Earnings season has begun again, and investor ebullience is in high froth. This isn’t to say that every announcement, even announcements of “beats,” is being treated with generosity. Indeed, what the market seems to need most, day in and day out, is to be removed as far as possible from actual news. The stock market did splendidly in November, when we were thinking about what the new Congress might do, and December, when we heard blessedly little about anything except snow. Modestly better economic news helped, but to me it seems like investors feel good generally about the market but aren’t necessarily in love with specifics.
So, for example, Alcoa (NYSE:AA) reports a 12% earnings beat, but is down on the day. Verizon (NYSE:VZ) makes the long-awaited announcement that it will carry the iPhone on its network, and the stock falls (Disclosure: I own some VZ). Bob Pisani on CNBC said that Alcoa wasn’t down because of its fundamentals but because of its valuation. Since when was “valuation” not a fundamental – indeed the fundamental – detail about a stock!? (Yes, I turned on CNBC again since it was so useful yesterday to me in generating content for this comment. I left the TV on for a full 10-minute dose, the maximum I recommend as consistent with your mental and financial health, and then turned it off.)
Japan’s finance minister said overnight that that country would buy bonds issued by the European aid regime with some of its foreign exchange reserves. Markets loved this general comment, without considering the specific point that in order to buy bonds from a quasi-sovereign bailout fund, Japan will obviously have to sell something else. True, it does give some much-needed credibility to a rescue plan that other central banks (see SNB) and big pension plans were running away from, but outside of those debt markets themselves it isn’t clear to me that many markets were pricing the risk of an EU collapse (or the collapse of a periphery country that turns out to be too big to save, which would amount to nearly the same thing).

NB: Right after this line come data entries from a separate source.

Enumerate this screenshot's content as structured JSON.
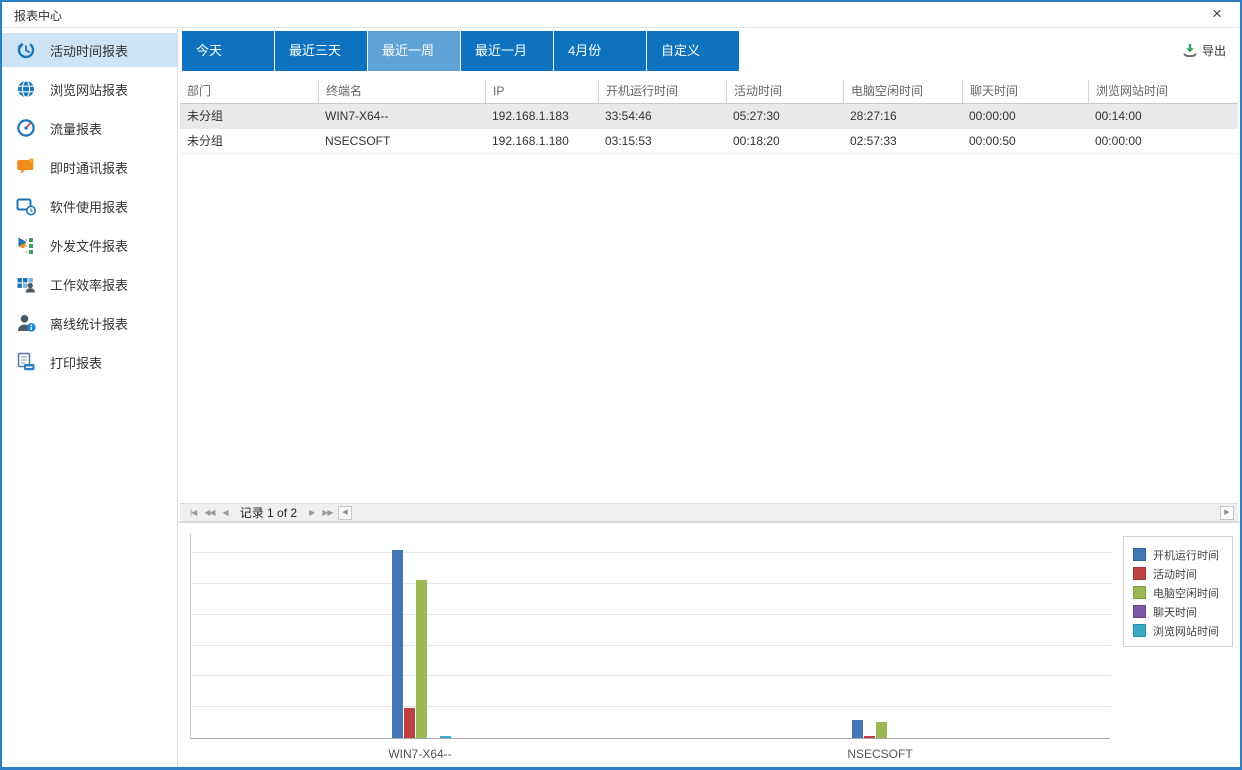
{
  "window": {
    "title": "报表中心",
    "close_icon": "close-icon"
  },
  "sidebar": {
    "items": [
      {
        "id": "activity-time-report",
        "label": "活动时间报表",
        "icon": "history-clock-icon",
        "selected": true
      },
      {
        "id": "browse-website-report",
        "label": "浏览网站报表",
        "icon": "globe-icon",
        "selected": false
      },
      {
        "id": "traffic-report",
        "label": "流量报表",
        "icon": "speedometer-icon",
        "selected": false
      },
      {
        "id": "im-report",
        "label": "即时通讯报表",
        "icon": "chat-bubble-icon",
        "selected": false
      },
      {
        "id": "software-usage-report",
        "label": "软件使用报表",
        "icon": "app-window-clock-icon",
        "selected": false
      },
      {
        "id": "outgoing-files-report",
        "label": "外发文件报表",
        "icon": "outgoing-files-icon",
        "selected": false
      },
      {
        "id": "work-efficiency-report",
        "label": "工作效率报表",
        "icon": "grid-person-icon",
        "selected": false
      },
      {
        "id": "offline-stats-report",
        "label": "离线统计报表",
        "icon": "person-info-icon",
        "selected": false
      },
      {
        "id": "print-report",
        "label": "打印报表",
        "icon": "printer-icon",
        "selected": false
      }
    ]
  },
  "tabs": [
    {
      "label": "今天",
      "selected": false
    },
    {
      "label": "最近三天",
      "selected": false
    },
    {
      "label": "最近一周",
      "selected": true
    },
    {
      "label": "最近一月",
      "selected": false
    },
    {
      "label": "4月份",
      "selected": false
    },
    {
      "label": "自定义",
      "selected": false
    }
  ],
  "toolbar": {
    "export_label": "导出"
  },
  "table": {
    "columns": [
      "部门",
      "终端名",
      "IP",
      "开机运行时间",
      "活动时间",
      "电脑空闲时间",
      "聊天时间",
      "浏览网站时间"
    ],
    "rows": [
      [
        "未分组",
        "WIN7-X64--",
        "192.168.1.183",
        "33:54:46",
        "05:27:30",
        "28:27:16",
        "00:00:00",
        "00:14:00"
      ],
      [
        "未分组",
        "NSECSOFT",
        "192.168.1.180",
        "03:15:53",
        "00:18:20",
        "02:57:33",
        "00:00:50",
        "00:00:00"
      ]
    ]
  },
  "pager": {
    "record_text": "记录 1 of 2"
  },
  "colors": {
    "window_border": "#2b7fc4",
    "tab": "#0d73c0",
    "tab_selected": "#5ea2d6",
    "sidebar_selected_bg": "#cde4f6",
    "striped_row_bg": "#e9e9e9"
  },
  "chart_data": {
    "type": "bar",
    "categories": [
      "WIN7-X64--",
      "NSECSOFT"
    ],
    "series": [
      {
        "name": "开机运行时间",
        "color": "#4276b4",
        "values_hours": [
          33.91,
          3.26
        ],
        "values_hms": [
          "33:54:46",
          "03:15:53"
        ]
      },
      {
        "name": "活动时间",
        "color": "#bf4040",
        "values_hours": [
          5.46,
          0.31
        ],
        "values_hms": [
          "05:27:30",
          "00:18:20"
        ]
      },
      {
        "name": "电脑空闲时间",
        "color": "#99b954",
        "values_hours": [
          28.45,
          2.96
        ],
        "values_hms": [
          "28:27:16",
          "02:57:33"
        ]
      },
      {
        "name": "聊天时间",
        "color": "#7a56a5",
        "values_hours": [
          0,
          0.01
        ],
        "values_hms": [
          "00:00:00",
          "00:00:50"
        ]
      },
      {
        "name": "浏览网站时间",
        "color": "#3aa9c4",
        "values_hours": [
          0.23,
          0
        ],
        "values_hms": [
          "00:14:00",
          "00:00:00"
        ]
      }
    ],
    "title": "",
    "xlabel": "",
    "ylabel": "",
    "ylim": [
      0,
      37
    ],
    "grid": true,
    "legend_position": "top-right"
  }
}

Inflation-linked bonds had a banner day, outperforming nominal Treasury bonds by 5-10bps across the curve. I received many inquiries about the possible causes of this outperformance. One possibility is that many people made New Year’s resolutions to buy more TIPS. However, I suspect the real answer is more pedestrian.
In several days, the Jan-11 TIPS will mature and all of the Jan/July TIPS will pay coupons. Next Thursday, the Treasury will auction 10-year TIPS, and the Jan-12 TIPS will exit the indices at the end of the month since that issue will have less than 1 year remaining to maturity. So, there is a large net inflow of cash to TIPS owners, and the duration of the TIPS index will extend at month-end (dropping a 1-year instrument and adding some more 10-years). Also, on Friday the CPI print will probably push the year-on-year headline figure to its highest level since last May. Oh, and the Federal Reserve continues to buy TIPS approximately equal to the net supply from the Treasury.
All of that makes it hard to short TIPS, even at these low yield levels. The usual dynamics with value investors are missing, because while they’re happy to buy low it’s challenging to decide to sell high when you know it may be hard to buy them back. (Institutional investors ought to keep an eye on the repo market for TIPS, which almost always trades general collateral. If TIPS start trading special, then you know the supply is getting tight.)
Incidentally, today - 01/11/11 - isn’t (of course) the first Binary Day. In this century the first was 01/01/00. How many others have there been? And which one converted to the highest decimal value? This is, however, only the second “Five Aces” Day, with the other one being 11/11/01.
There is no data tomorrow of note, and a storm is ticketed for New York with 8-14 inches of snow in its luggage. Expect a slow trading day.